Substantial increases in connectivity and required speeds since 2014 have meant that WiFi standards have had to evolve in turn. WiFi 6 boasts improved security, more efficient power consumption, improved latency, better range and smarter connectivity management. All of these points mean that WiFi 6 is a serious improvement for public wireless internet and smarthomes.
But more importantly than any of those improvements... The WiFi Alliance (who are responsible for naming WiFi standards) have overhauled the naming conventions for WiFi. No longer do we need to understand what 802.11ac represents, instead we simply know it as WiFi 5, the predecessor to the new WiFi 6 standard. With these new names come easier to understand icon symbols too:
How fast is WiFi 6?
Technically, WiFi 6 reaches theoretical speeds of 9.6 Gbps which is up from 3.5 Gbps on WiFi 5.
These aren't real world speeds and as with all technology speeds, could only ever be reached in very specific lab conditions. Of course, that doesn't really matter, as it's unlikely the other devices (or at least not all) in your home will support such speeds and your internet connection is unlikely to be faster than 1 Gbps in the UK, and even that would be a very above average internet speed (average UK internet speed according to Ofcom was between 30 and 100 Mbps in 2018); as such, your WiFi devices will be limited to the speed of the next fastest hop.
Despite all of this, the speed increases are very welcome as they demonstrate a marked improvement over the previous technology and help provide the required throughput for ever faster and more numerous home devices.
WiFi 6 Enhancements
The new wireless standard isn't really about raw speed increase, but enhancements to how the technology works in a variety of ways, which will in turn bring about improvements including speed. For example, it includes support for far more devices than WiFi 5. This is a sensible addition as the average number of connected devices in homes and workplaces has massively increased. WiFi 6 has introduced new features which increase efficiency when many devices are connected to the network, such as Scheduled Device Check-In, thus preventing network slow down as a result of the router not being able to handle so many devices at once.
Battery Life Improvements with WiFi 6
WiFi 6 is a smarter technology; it will work with your router to plan communications between devices and the router, thus reducing the time and frequency that devices need to maintain antennas and search for signals. Antennas constantly looking for signals from routers, wireless access points and mobile data networks is one of the biggest drains on a mobile devices battery. Using the new Target Wake Time, routers are able to schedule the Check-In times with devices and significantly reduce battery consumption as a result.
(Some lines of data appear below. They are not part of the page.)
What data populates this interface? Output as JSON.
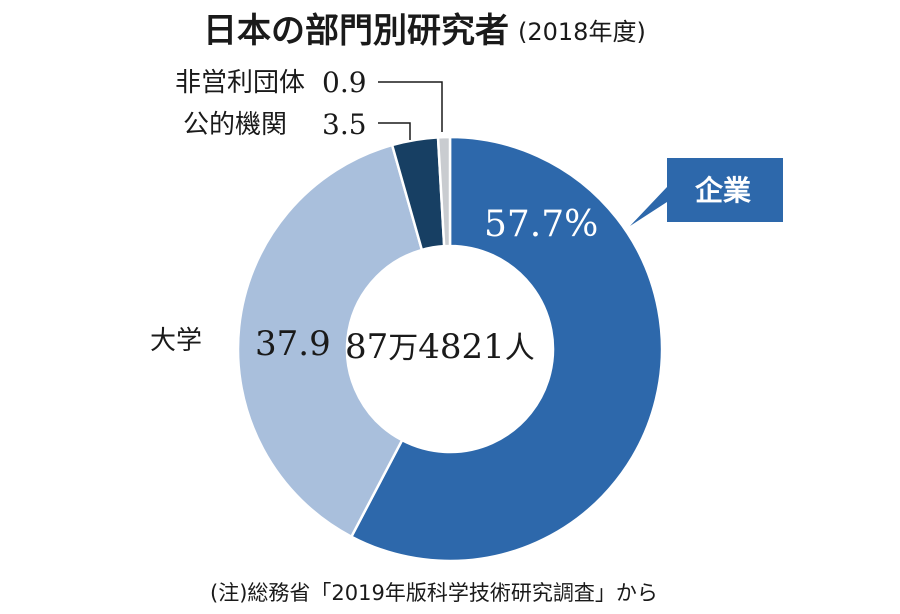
{
  "chart_data": {
    "type": "pie",
    "title": "日本の部門別研究者",
    "subtitle": "(2018年度)",
    "center_label": {
      "number": "87",
      "unit1": "万",
      "number2": "4821",
      "unit2": "人"
    },
    "slices": [
      {
        "name": "企業",
        "value": 57.7,
        "value_label": "57.7%",
        "color": "#2d68ab"
      },
      {
        "name": "大学",
        "value": 37.9,
        "value_label": "37.9",
        "color": "#a9bfdc"
      },
      {
        "name": "公的機関",
        "value": 3.5,
        "value_label": "3.5",
        "color": "#173f63"
      },
      {
        "name": "非営利団体",
        "value": 0.9,
        "value_label": "0.9",
        "color": "#c9ccd0"
      }
    ],
    "note": "(注)総務省「2019年版科学技術研究調査」から"
  }
}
Does WiFi 6 also mean better security?
In other WiFi news, the biggest security upgrade in a decade was launched with the name WPA3. WPA3 (the next generation after WPA2) is the newest protocol for securing the wireless connection between device and access point. WPA3 is a major step forward in security and introduces features such as Wi-Fi Enhanced Open which adds extra protection to Open Public networks (such as in coffee shops). All WiFi 6 devices will most likely support WPA3 as standard, but uncertified devices (which most people will stay clear of) may not.
How can I get WiFi 6?
WiFi 6 is dependent on hardware as well as software upgrades, so if you don't already have a WiFi 6 enabled device, you'll need to upgrade. At home this will mean a new WiFi Router and devices i.e. laptop, mobile phone. Check the specifications of your device, but if you bought them before 2019, it's unlikely they will support WiFi 6.